A court has refused to prohibit the authorities from selling fuel held in a ship, ruling an injunction request did not satisfy the legal requirements.
Pierre Darmanin had asked the court to prohibit the transfer, sale or unloading of the fuel legally held on the MV Silverking, a vessel he claimed belonged to him.
On July 1, the Armed Forces of Malta noticed spilled fuel outside territorial waters. Four ships, including MV Silverking, were escorted to the harbour. A magisterial inquiry concluded that although it was carrying fuel from Misrata, Libya, it was not involved in the spillage.

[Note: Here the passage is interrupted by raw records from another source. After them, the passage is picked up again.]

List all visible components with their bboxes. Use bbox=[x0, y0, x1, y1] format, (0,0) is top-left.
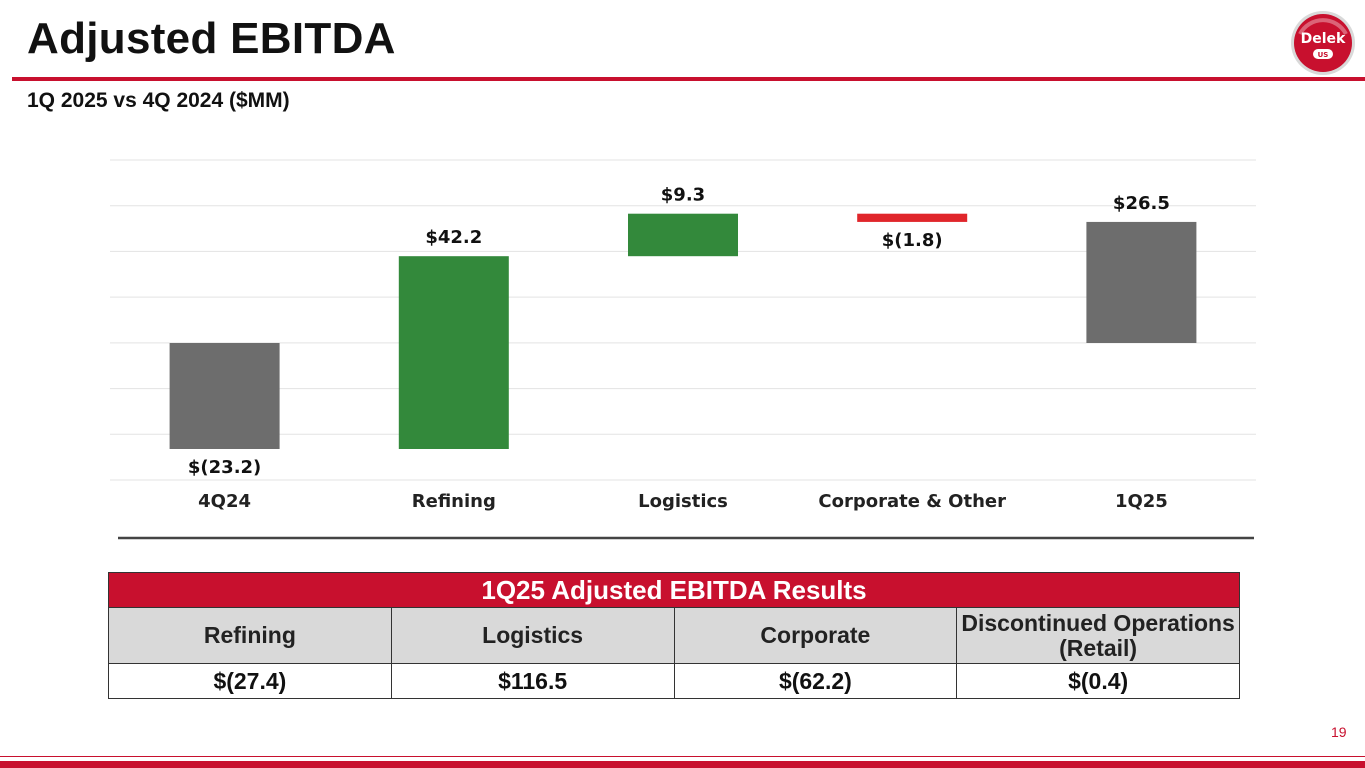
results-header-refining: Refining bbox=[108, 607, 392, 664]
category-label: 4Q24 bbox=[198, 491, 251, 512]
category-label: Corporate & Other bbox=[818, 491, 1006, 512]
page-number: 19 bbox=[1331, 724, 1347, 740]
slide-title: Adjusted EBITDA bbox=[27, 14, 396, 63]
footer-bar bbox=[0, 761, 1365, 768]
results-value-corporate: $(62.2) bbox=[673, 663, 958, 699]
results-value-logistics: $116.5 bbox=[390, 663, 675, 699]
logo-subtext: US bbox=[1318, 51, 1329, 59]
category-label: Logistics bbox=[638, 491, 728, 512]
logo-wordmark: Delek bbox=[1301, 31, 1346, 47]
category-label: Refining bbox=[412, 491, 496, 512]
bar-value-label: $9.3 bbox=[661, 185, 705, 206]
bar-value-label: $(23.2) bbox=[188, 457, 261, 478]
results-value-discontinued: $(0.4) bbox=[956, 663, 1240, 699]
waterfall-bar-1q25 bbox=[1086, 221, 1197, 343]
waterfall-bar-logistics bbox=[628, 213, 738, 257]
results-table-title: 1Q25 Adjusted EBITDA Results bbox=[108, 572, 1240, 608]
waterfall-bar-corporate-other bbox=[857, 213, 968, 222]
bar-value-label: $42.2 bbox=[425, 227, 482, 248]
bar-value-label: $(1.8) bbox=[882, 230, 943, 251]
title-divider bbox=[12, 77, 1365, 81]
results-value-refining: $(27.4) bbox=[108, 663, 392, 699]
footer-rule bbox=[0, 756, 1365, 757]
waterfall-bar-refining bbox=[398, 256, 509, 449]
bar-value-label: $26.5 bbox=[1113, 193, 1170, 214]
results-header-corporate: Corporate bbox=[673, 607, 958, 664]
results-header-discontinued: Discontinued Operations (Retail) bbox=[956, 607, 1240, 664]
slide-subtitle: 1Q 2025 vs 4Q 2024 ($MM) bbox=[27, 89, 290, 112]
waterfall-bar-4q24 bbox=[169, 343, 280, 449]
category-label: 1Q25 bbox=[1115, 491, 1168, 512]
results-table: 1Q25 Adjusted EBITDA Results Refining Lo… bbox=[108, 572, 1240, 699]
results-header-logistics: Logistics bbox=[390, 607, 675, 664]
waterfall-chart: $(23.2) 4Q24 $42.2 Refining $9.3 Logistics $(1… bbox=[110, 159, 1256, 540]
company-logo: Delek US bbox=[1291, 11, 1355, 75]
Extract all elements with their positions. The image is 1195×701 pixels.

The authorities decided the ship could not carry out bunkering operations in Maltese waters as it was only a supply vessel and could not be used to store fuel.

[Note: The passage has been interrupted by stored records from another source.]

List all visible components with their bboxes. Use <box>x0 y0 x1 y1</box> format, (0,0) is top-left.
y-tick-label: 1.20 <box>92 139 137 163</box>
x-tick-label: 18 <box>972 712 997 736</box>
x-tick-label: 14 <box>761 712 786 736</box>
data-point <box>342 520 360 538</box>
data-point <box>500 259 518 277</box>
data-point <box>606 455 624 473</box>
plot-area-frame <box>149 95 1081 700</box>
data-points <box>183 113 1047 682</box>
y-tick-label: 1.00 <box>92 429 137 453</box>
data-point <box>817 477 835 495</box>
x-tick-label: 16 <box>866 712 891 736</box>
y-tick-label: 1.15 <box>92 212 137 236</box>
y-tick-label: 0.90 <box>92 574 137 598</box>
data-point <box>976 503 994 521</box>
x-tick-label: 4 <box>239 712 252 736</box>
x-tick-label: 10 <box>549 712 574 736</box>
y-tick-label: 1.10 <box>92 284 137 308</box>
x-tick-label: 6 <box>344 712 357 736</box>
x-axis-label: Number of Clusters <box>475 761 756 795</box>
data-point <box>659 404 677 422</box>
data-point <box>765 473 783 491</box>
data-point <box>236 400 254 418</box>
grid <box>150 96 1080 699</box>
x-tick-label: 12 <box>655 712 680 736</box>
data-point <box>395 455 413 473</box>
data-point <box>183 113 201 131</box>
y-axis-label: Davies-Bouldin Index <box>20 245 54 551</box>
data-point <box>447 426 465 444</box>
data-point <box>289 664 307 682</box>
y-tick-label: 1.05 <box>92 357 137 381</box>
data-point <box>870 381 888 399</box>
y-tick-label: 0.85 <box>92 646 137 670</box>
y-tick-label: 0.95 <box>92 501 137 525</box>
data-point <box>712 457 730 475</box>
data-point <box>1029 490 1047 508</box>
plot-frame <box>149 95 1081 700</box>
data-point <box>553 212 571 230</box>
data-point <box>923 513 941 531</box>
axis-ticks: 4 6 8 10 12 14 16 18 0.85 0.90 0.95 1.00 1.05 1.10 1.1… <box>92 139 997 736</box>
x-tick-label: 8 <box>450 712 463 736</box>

This gave rise to safety concerns and the Police Commissioner asked the inquiring magistrate to order the removal of MV Silverking’s fuel.
The court ordered this to be done at the expense of the Registrar of Courts and used by Enemalta, on condition that its owner would be compensated if no criminal charges were filed.

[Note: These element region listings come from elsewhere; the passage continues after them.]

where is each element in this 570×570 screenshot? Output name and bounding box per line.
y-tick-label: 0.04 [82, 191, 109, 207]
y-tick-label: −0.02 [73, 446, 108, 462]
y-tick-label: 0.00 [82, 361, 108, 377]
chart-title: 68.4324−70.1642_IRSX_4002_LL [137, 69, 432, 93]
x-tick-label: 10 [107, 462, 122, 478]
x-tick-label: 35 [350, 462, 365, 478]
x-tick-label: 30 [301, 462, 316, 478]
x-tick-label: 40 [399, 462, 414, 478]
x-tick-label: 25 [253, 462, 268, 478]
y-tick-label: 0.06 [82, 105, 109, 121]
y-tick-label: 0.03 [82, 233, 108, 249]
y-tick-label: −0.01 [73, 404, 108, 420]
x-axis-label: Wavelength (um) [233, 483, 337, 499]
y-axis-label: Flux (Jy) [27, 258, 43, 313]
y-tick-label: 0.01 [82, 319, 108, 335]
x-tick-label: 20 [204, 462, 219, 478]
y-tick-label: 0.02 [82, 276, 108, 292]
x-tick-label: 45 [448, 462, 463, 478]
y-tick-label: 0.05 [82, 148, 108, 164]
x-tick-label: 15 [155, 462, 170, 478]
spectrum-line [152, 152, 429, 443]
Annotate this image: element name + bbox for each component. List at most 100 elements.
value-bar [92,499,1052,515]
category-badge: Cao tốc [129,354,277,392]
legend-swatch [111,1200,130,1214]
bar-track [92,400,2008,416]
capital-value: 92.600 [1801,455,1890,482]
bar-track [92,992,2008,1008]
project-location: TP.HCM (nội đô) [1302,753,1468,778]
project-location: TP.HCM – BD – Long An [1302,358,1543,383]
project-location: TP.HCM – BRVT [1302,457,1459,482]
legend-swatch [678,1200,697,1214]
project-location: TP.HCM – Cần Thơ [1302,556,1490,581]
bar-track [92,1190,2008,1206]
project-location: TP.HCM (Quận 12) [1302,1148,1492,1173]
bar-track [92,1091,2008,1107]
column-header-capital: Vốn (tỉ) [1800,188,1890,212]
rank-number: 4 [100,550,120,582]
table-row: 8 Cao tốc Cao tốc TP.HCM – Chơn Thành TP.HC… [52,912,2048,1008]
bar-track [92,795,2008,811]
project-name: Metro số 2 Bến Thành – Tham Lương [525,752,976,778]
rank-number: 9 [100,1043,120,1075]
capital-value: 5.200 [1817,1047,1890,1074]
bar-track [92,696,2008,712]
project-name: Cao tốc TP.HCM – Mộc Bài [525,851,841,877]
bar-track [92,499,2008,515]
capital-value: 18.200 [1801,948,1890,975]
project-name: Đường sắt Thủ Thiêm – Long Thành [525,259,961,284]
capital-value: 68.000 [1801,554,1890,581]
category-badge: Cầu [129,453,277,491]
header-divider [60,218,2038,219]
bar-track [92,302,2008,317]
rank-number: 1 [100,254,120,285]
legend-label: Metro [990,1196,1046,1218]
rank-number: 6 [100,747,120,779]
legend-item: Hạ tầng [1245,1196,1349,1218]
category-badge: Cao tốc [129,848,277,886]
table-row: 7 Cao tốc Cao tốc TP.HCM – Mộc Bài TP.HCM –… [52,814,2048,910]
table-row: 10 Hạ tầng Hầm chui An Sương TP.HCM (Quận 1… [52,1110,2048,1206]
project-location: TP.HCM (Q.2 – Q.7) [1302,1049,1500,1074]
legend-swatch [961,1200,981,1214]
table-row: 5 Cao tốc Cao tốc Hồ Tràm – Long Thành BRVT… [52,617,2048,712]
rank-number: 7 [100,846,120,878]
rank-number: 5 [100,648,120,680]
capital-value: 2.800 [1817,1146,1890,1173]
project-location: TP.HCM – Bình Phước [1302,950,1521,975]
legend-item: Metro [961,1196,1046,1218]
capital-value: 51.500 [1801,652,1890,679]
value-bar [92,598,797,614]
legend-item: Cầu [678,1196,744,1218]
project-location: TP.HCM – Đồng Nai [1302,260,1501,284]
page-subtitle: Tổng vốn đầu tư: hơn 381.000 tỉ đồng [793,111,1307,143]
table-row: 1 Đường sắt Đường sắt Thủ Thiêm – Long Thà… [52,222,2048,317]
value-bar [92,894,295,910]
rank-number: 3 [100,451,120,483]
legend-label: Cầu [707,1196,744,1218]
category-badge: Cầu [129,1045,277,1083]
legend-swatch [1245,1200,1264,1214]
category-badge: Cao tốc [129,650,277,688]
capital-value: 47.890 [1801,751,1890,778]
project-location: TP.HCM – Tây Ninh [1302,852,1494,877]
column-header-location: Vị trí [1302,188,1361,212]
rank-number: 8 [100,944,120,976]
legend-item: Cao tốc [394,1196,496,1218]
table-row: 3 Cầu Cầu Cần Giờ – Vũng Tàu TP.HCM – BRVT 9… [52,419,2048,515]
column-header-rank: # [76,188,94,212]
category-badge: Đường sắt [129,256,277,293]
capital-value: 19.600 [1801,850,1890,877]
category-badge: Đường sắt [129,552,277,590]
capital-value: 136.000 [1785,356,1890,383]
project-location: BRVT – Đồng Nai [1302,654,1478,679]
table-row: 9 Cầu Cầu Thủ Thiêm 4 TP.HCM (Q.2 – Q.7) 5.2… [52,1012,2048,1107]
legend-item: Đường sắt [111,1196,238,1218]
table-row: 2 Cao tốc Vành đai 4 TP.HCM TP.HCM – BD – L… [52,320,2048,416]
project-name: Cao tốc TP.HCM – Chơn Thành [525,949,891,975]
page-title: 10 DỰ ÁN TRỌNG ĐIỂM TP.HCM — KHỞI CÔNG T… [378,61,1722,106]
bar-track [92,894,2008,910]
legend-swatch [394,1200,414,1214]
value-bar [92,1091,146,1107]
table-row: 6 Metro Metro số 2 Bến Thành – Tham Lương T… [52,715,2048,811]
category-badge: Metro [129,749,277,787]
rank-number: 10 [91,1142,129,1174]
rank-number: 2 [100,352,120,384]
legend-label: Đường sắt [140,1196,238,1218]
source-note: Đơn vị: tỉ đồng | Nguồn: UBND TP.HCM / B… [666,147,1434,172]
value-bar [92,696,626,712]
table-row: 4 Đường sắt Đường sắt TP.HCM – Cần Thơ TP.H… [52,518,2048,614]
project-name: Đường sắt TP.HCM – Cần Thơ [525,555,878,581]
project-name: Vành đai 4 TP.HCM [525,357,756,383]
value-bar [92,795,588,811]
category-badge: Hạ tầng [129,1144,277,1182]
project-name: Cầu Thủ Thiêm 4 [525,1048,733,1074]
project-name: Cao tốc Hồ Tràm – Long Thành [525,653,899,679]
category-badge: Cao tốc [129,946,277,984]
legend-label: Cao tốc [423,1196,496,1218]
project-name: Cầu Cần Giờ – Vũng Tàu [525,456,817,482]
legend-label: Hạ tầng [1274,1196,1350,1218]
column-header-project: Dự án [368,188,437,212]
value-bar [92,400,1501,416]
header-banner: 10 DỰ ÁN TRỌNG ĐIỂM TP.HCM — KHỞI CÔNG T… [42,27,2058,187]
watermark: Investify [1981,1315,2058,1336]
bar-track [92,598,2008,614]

Mr Darmanin submitted the fuel was bought legally and he could not be ordered to give it to Enemalta.
Mr Justice Joseph Zammit McKeon said Mr Darmanin had not told the court he would suffer irremediable harm if the warrant was not upheld. This was a legal requirement.
Also, the ship was owned by a company, Silver King Ltd, of which Mr Darmanin was a director, and not by Mr Darmanin himself. Neither did he own the fuel.
The court dismissed the application, which was filed against the Police Commissioner, Harbour Master, Enemalta, Controller of Customs, Malta Transport Authority, Attorney General, AFM and Registrar of Courts.